The California Trucking Association worked with the American Trucking Associations to promote passage of the legislation. The bill took effect on Jan. 1, but local authorities have delayed enforcement until at least mid- February.
"We have a moratorium to allow those companies involved in complicated leases to get out of them,'' said Manny Padilla, chief of the Enforcement Services Division of the California Highway Patrol.
Padilla said that in California, the moratorium will last until Feb. 19, and may be extended.
Some fleets fear enforcement of the legislation will aggravate the driver and equipment shortage in California. It will do so directly by forcing U.S. carriers to dissolve their leases with Mexican companies, and indirectly by having a "chilling effect'' on Mexican nationals who are operating
legally in the state, said Greg Stefflre, a Long Beach attorney and fleet owner.
"If you think we have a capacity problem now, 37 percent of all drivers in California have Hispanic names,'' he said.

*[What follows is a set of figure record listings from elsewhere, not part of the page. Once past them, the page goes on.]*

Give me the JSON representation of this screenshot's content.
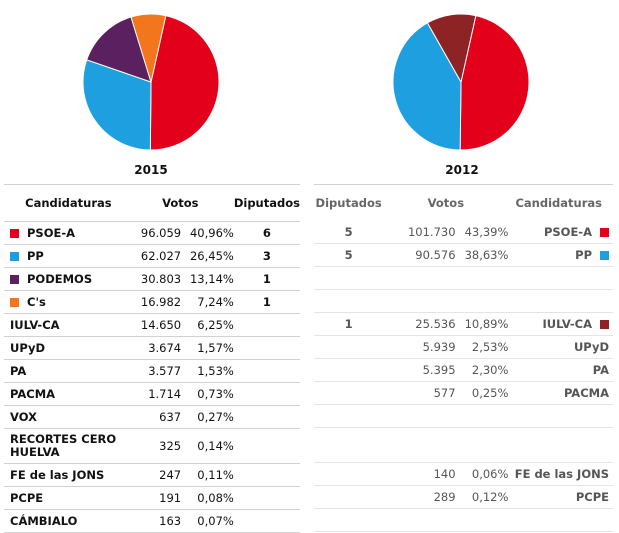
{
  "chart_data": [
    {
      "type": "pie",
      "title": "2015",
      "slices": [
        {
          "label": "PSOE-A",
          "value": 40.96,
          "color": "#e3001b"
        },
        {
          "label": "PP",
          "value": 26.45,
          "color": "#1ea0e0"
        },
        {
          "label": "PODEMOS",
          "value": 13.14,
          "color": "#5b2060"
        },
        {
          "label": "C's",
          "value": 7.24,
          "color": "#f3751c"
        }
      ]
    },
    {
      "type": "pie",
      "title": "2012",
      "slices": [
        {
          "label": "PSOE-A",
          "value": 43.39,
          "color": "#e3001b"
        },
        {
          "label": "PP",
          "value": 38.63,
          "color": "#1ea0e0"
        },
        {
          "label": "IULV-CA",
          "value": 10.89,
          "color": "#8e2326"
        }
      ]
    },
    {
      "type": "table",
      "title": "2015",
      "columns": [
        "Candidaturas",
        "Votos",
        "Diputados"
      ],
      "rows": [
        {
          "name": "PSOE-A",
          "color": "#e3001b",
          "votes": "96.059",
          "pct": "40,96%",
          "seats": "6"
        },
        {
          "name": "PP",
          "color": "#1ea0e0",
          "votes": "62.027",
          "pct": "26,45%",
          "seats": "3"
        },
        {
          "name": "PODEMOS",
          "color": "#5b2060",
          "votes": "30.803",
          "pct": "13,14%",
          "seats": "1"
        },
        {
          "name": "C's",
          "color": "#f3751c",
          "votes": "16.982",
          "pct": "7,24%",
          "seats": "1"
        },
        {
          "name": "IULV-CA",
          "color": null,
          "votes": "14.650",
          "pct": "6,25%",
          "seats": ""
        },
        {
          "name": "UPyD",
          "color": null,
          "votes": "3.674",
          "pct": "1,57%",
          "seats": ""
        },
        {
          "name": "PA",
          "color": null,
          "votes": "3.577",
          "pct": "1,53%",
          "seats": ""
        },
        {
          "name": "PACMA",
          "color": null,
          "votes": "1.714",
          "pct": "0,73%",
          "seats": ""
        },
        {
          "name": "VOX",
          "color": null,
          "votes": "637",
          "pct": "0,27%",
          "seats": ""
        },
        {
          "name": "RECORTES CERO HUELVA",
          "color": null,
          "votes": "325",
          "pct": "0,14%",
          "seats": ""
        },
        {
          "name": "FE de las JONS",
          "color": null,
          "votes": "247",
          "pct": "0,11%",
          "seats": ""
        },
        {
          "name": "PCPE",
          "color": null,
          "votes": "191",
          "pct": "0,08%",
          "seats": ""
        },
        {
          "name": "CÁMBIALO",
          "color": null,
          "votes": "163",
          "pct": "0,07%",
          "seats": ""
        }
      ]
    },
    {
      "type": "table",
      "title": "2012",
      "columns": [
        "Diputados",
        "Votos",
        "Candidaturas"
      ],
      "rows": [
        {
          "name": "PSOE-A",
          "color": "#e3001b",
          "votes": "101.730",
          "pct": "43,39%",
          "seats": "5"
        },
        {
          "name": "PP",
          "color": "#1ea0e0",
          "votes": "90.576",
          "pct": "38,63%",
          "seats": "5"
        },
        {
          "name": "",
          "color": null,
          "votes": "",
          "pct": "",
          "seats": ""
        },
        {
          "name": "",
          "color": null,
          "votes": "",
          "pct": "",
          "seats": ""
        },
        {
          "name": "IULV-CA",
          "color": "#8e2326",
          "votes": "25.536",
          "pct": "10,89%",
          "seats": "1"
        },
        {
          "name": "UPyD",
          "color": null,
          "votes": "5.939",
          "pct": "2,53%",
          "seats": ""
        },
        {
          "name": "PA",
          "color": null,
          "votes": "5.395",
          "pct": "2,30%",
          "seats": ""
        },
        {
          "name": "PACMA",
          "color": null,
          "votes": "577",
          "pct": "0,25%",
          "seats": ""
        },
        {
          "name": "",
          "color": null,
          "votes": "",
          "pct": "",
          "seats": ""
        },
        {
          "name": "",
          "color": null,
          "votes": "",
          "pct": "",
          "seats": ""
        },
        {
          "name": "FE de las JONS",
          "color": null,
          "votes": "140",
          "pct": "0,06%",
          "seats": ""
        },
        {
          "name": "PCPE",
          "color": null,
          "votes": "289",
          "pct": "0,12%",
          "seats": ""
        },
        {
          "name": "",
          "color": null,
          "votes": "",
          "pct": "",
          "seats": ""
        }
      ]
    }
  ]
}
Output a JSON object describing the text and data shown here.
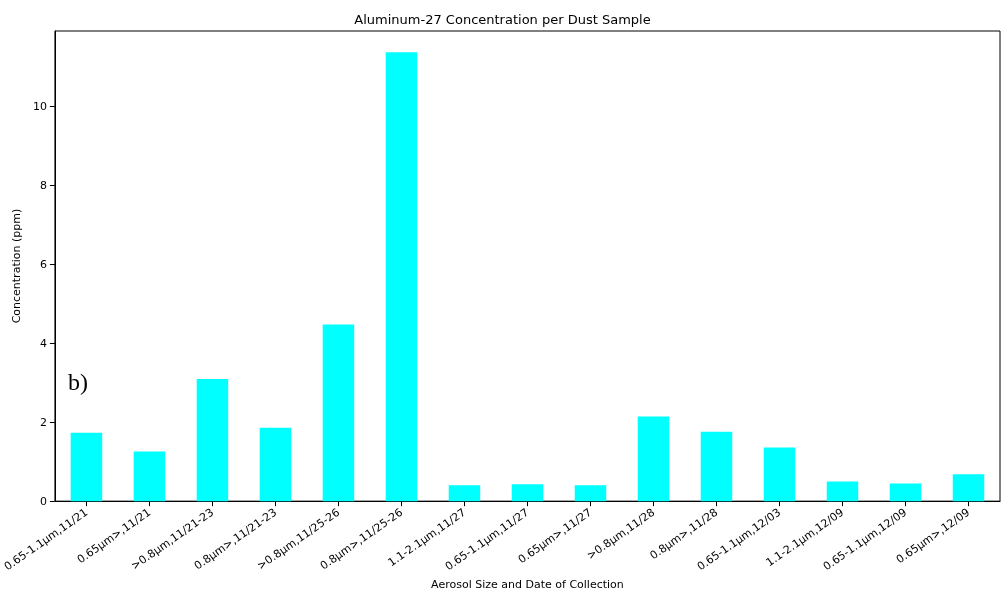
{
  "chart_data": {
    "type": "bar",
    "title": "Aluminum-27 Concentration per Dust Sample",
    "xlabel": "Aerosol Size and Date of Collection",
    "ylabel": "Concentration (ppm)",
    "categories": [
      "0.65-1.1μm,11/21",
      "0.65μm>,11/21",
      ">0.8μm,11/21-23",
      "0.8μm>,11/21-23",
      ">0.8μm,11/25-26",
      "0.8μm>,11/25-26",
      "1.1-2.1μm,11/27",
      "0.65-1.1μm,11/27",
      "0.65μm>,11/27",
      ">0.8μm,11/28",
      "0.8μm>,11/28",
      "0.65-1.1μm,12/03",
      "1.1-2.1μm,12/09",
      "0.65-1.1μm,12/09",
      "0.65μm>,12/09"
    ],
    "values": [
      1.73,
      1.26,
      3.09,
      1.86,
      4.47,
      11.36,
      0.4,
      0.43,
      0.4,
      2.14,
      1.76,
      1.36,
      0.5,
      0.45,
      0.68
    ],
    "color": "#00ffff",
    "ylim": [
      0,
      11.9
    ],
    "yticks": [
      0,
      2,
      4,
      6,
      8,
      10
    ],
    "grid": false,
    "annotations": [
      "b)"
    ]
  }
}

The two-way trade between the United States and Mexico grew from $5 billion when Nafta took effect seven years ago to $19.5 billion last year. Commercial vehicles last year made about 4 million cross-border trips.
Although business is booming, competition among trucking companies in the U. S.-Mexico trade is intensifying. According to a Nov. 4, 1999, report by the Office of the U.S. Inspector General, some 8,400 Mexico-based motor carriers have authority to operate in the
U.S. About 98 percent of those are restricted to commercial zones that extend from three to 20 miles from the border.